Help for Puerto Rico
How can a government survive when it faces mountains of debt? What obligation does it have to pay back what it owes in full when doing so would place a great burden on poor and middle-class families?
These questions, which have been discussed in Europe for some time, now confront lawmakers in the United States. The Commonwealth of Puerto Rico is $72 billion in debt and missed its first debt payment this summer. Much of the debt is held by U.S.-based “vulture” funds, which are demanding full payment, while the archbishop of Puerto Rico, among others, is advocating debt restructuring in order to provide a measure of relief for the Puerto Rican people. Poverty rates are high on the island, and many people are choosing to leave for the United States rather than face job layoffs and cuts in social services.
Democrats in Congress have proposed a bill that would allow Puerto Rico to file for bankruptcy, but Republicans are hesitant to back it. On Oct. 21, the White House proposed an ambitious plan to create a new bankruptcy process for U.S. territories, but it too would require Congressional support. With the support of Jubilee USA, Archbishop Roberto González of San Juan is pushing for international bankruptcy protections. A U.N. committee is also working on a global bankruptcy process, which could provide stability for financial markets and help developing countries focus on reducing poverty rather than paying down onerous debt. It is a sound idea that deserves U.S. support. Puerto Rico is not the only place in the Western hemisphere that would benefit, and a fair system of debt repayment would help drive down economic inequality worldwide.
In May attorneys from Texas RioGrande Legal Aid Inc. filed a civil rights case on behalf of six mothers who attempted to obtain birth certificates for their children from the Department of State Health Services Vital Statistics Unit by presenting their foreign passports and matriculas (a type of identity card). They were denied the documents. The attorneys say this violates the constitutional rights of the children. On Oct. 16, U.S. District Judge Robert Pitman ruled in favor of the department.
In his decision Judge Pitman wrote that Texas has “a clear interest in protecting access” to birth certificates. He added that other agencies, including the Department of Justice, have doubted the authenticity of the matriculas. The Mexican government has criticized Judge Pitman’s decision, saying that it undermines the dignity of these families.
This judicial discord comes at a time when Congress seems to have given up on immigration reform. In 2013, the Senate approved a bipartisan bill. Two years later the number of detention centers and deportations has risen, but there has been no reform. Most recently, Representative Paul Ryan, in a bid to become speaker of the House, said he would not bring an immigration bill to a vote. Decisions like the one in Texas marginalize our immigrant brothers and sisters and demonstrate how crucial immigration reform is for the United States.
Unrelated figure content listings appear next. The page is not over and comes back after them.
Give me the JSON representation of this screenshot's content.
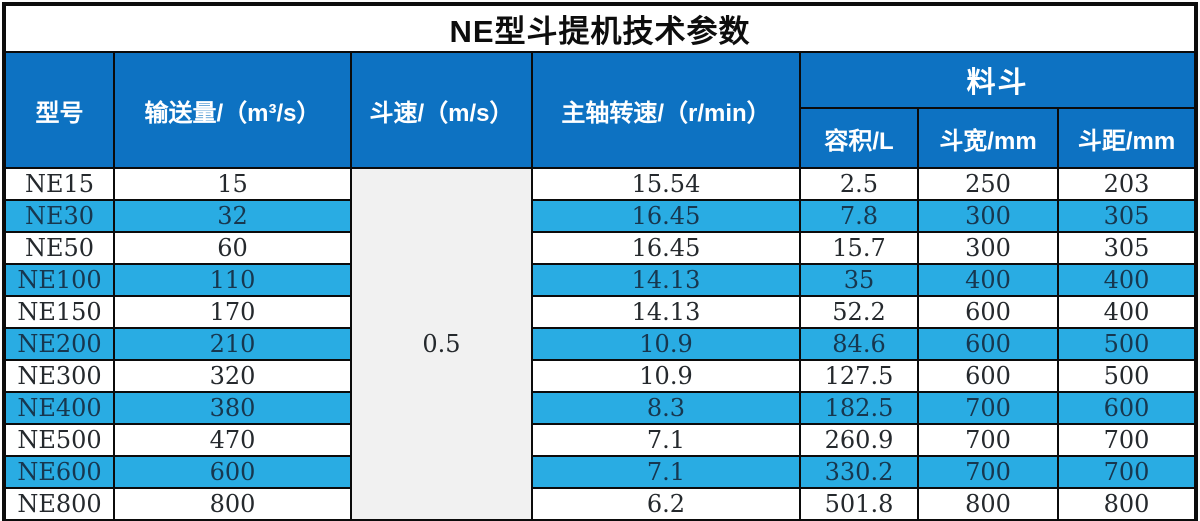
{
  "title": "NE型斗提机技术参数",
  "table": {
    "columns": {
      "model": "型号",
      "capacity": "输送量/（m³/s）",
      "bucket_speed": "斗速/（m/s）",
      "shaft_speed": "主轴转速/（r/min）",
      "bucket_group": "料斗",
      "volume": "容积/L",
      "bucket_width": "斗宽/mm",
      "bucket_pitch": "斗距/mm"
    },
    "bucket_speed_shared_value": "0.5",
    "rows": [
      {
        "model": "NE15",
        "capacity": "15",
        "shaft_speed": "15.54",
        "volume": "2.5",
        "width": "250",
        "pitch": "203"
      },
      {
        "model": "NE30",
        "capacity": "32",
        "shaft_speed": "16.45",
        "volume": "7.8",
        "width": "300",
        "pitch": "305"
      },
      {
        "model": "NE50",
        "capacity": "60",
        "shaft_speed": "16.45",
        "volume": "15.7",
        "width": "300",
        "pitch": "305"
      },
      {
        "model": "NE100",
        "capacity": "110",
        "shaft_speed": "14.13",
        "volume": "35",
        "width": "400",
        "pitch": "400"
      },
      {
        "model": "NE150",
        "capacity": "170",
        "shaft_speed": "14.13",
        "volume": "52.2",
        "width": "600",
        "pitch": "400"
      },
      {
        "model": "NE200",
        "capacity": "210",
        "shaft_speed": "10.9",
        "volume": "84.6",
        "width": "600",
        "pitch": "500"
      },
      {
        "model": "NE300",
        "capacity": "320",
        "shaft_speed": "10.9",
        "volume": "127.5",
        "width": "600",
        "pitch": "500"
      },
      {
        "model": "NE400",
        "capacity": "380",
        "shaft_speed": "8.3",
        "volume": "182.5",
        "width": "700",
        "pitch": "600"
      },
      {
        "model": "NE500",
        "capacity": "470",
        "shaft_speed": "7.1",
        "volume": "260.9",
        "width": "700",
        "pitch": "700"
      },
      {
        "model": "NE600",
        "capacity": "600",
        "shaft_speed": "7.1",
        "volume": "330.2",
        "width": "700",
        "pitch": "700"
      },
      {
        "model": "NE800",
        "capacity": "800",
        "shaft_speed": "6.2",
        "volume": "501.8",
        "width": "800",
        "pitch": "800"
      }
    ]
  },
  "colors": {
    "header_blue": "#0d72c2",
    "stripe_blue": "#29ace3",
    "merged_cell_gray": "#f1f1f1",
    "border_black": "#0b0b0b",
    "title_text": "#0d0d0d",
    "header_text": "#ffffff"
  },
  "chart_data": {
    "type": "table",
    "title": "NE型斗提机技术参数",
    "columns": [
      "型号",
      "输送量/（m³/s）",
      "斗速/（m/s）",
      "主轴转速/（r/min）",
      "料斗 容积/L",
      "料斗 斗宽/mm",
      "料斗 斗距/mm"
    ],
    "rows": [
      [
        "NE15",
        "15",
        "0.5",
        "15.54",
        "2.5",
        "250",
        "203"
      ],
      [
        "NE30",
        "32",
        "0.5",
        "16.45",
        "7.8",
        "300",
        "305"
      ],
      [
        "NE50",
        "60",
        "0.5",
        "16.45",
        "15.7",
        "300",
        "305"
      ],
      [
        "NE100",
        "110",
        "0.5",
        "14.13",
        "35",
        "400",
        "400"
      ],
      [
        "NE150",
        "170",
        "0.5",
        "14.13",
        "52.2",
        "600",
        "400"
      ],
      [
        "NE200",
        "210",
        "0.5",
        "10.9",
        "84.6",
        "600",
        "500"
      ],
      [
        "NE300",
        "320",
        "0.5",
        "10.9",
        "127.5",
        "600",
        "500"
      ],
      [
        "NE400",
        "380",
        "0.5",
        "8.3",
        "182.5",
        "700",
        "600"
      ],
      [
        "NE500",
        "470",
        "0.5",
        "7.1",
        "260.9",
        "700",
        "700"
      ],
      [
        "NE600",
        "600",
        "0.5",
        "7.1",
        "330.2",
        "700",
        "700"
      ],
      [
        "NE800",
        "800",
        "0.5",
        "6.2",
        "501.8",
        "800",
        "800"
      ]
    ],
    "notes": "斗速/（m/s）column is one merged light-gray cell containing 0.5 for all 11 rows; rows alternate white and blue (#29ace3) striping"
  }
}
Unfortunately, President Obama’s executive orders on immigration remain tied up in court.
Privacy and Profit
Early in October, transfers from European to American data centers, which had been a standard practice for companies like Google and Facebook, fell into a legal limbo. The European Union prohibits the export of personal information unless it is protected according to E.U. standards, and U.S. privacy laws fall short. For the last 15 years, this privacy gap has been bridged by a framework called Safe Harbor, by which companies could self-certify that they abided by an enhanced set of protections in order to move data across the Atlantic.
On Oct. 6, the European Court of Justice invalidated this framework, in part because it did not establish any limit on the U.S. government’s ability to access personal data. European privacy regulators have set the end of January as a deadline for cracking down on data transfers if no new agreement is in place. Brad Smith, Microsoft’s chief legal officer, has called for a new agreement and updated regulations, saying, “Privacy rights cannot endure if they change every time data moves from one location to another.” In other words, data needs to be protected in relation to persons rather than geographical location.
While we can and should clarify the legal landscape, such reforms will not be enough by themselves. One reason our government invests such extraordinary resources into surveillance is that technology companies collect such an extraordinary amount of data in order to profit by personalizing advertisements. In addition to an upgrade of our legal regime for protecting privacy, we also need an evolution of the market structures that make collecting all this data so attractive in the first place. Technology companies could take the lead by running cloud services that collect less data to begin with and should try to demonstrate that sufficient profit is possible without exposing us all to Big Brother’s gaze.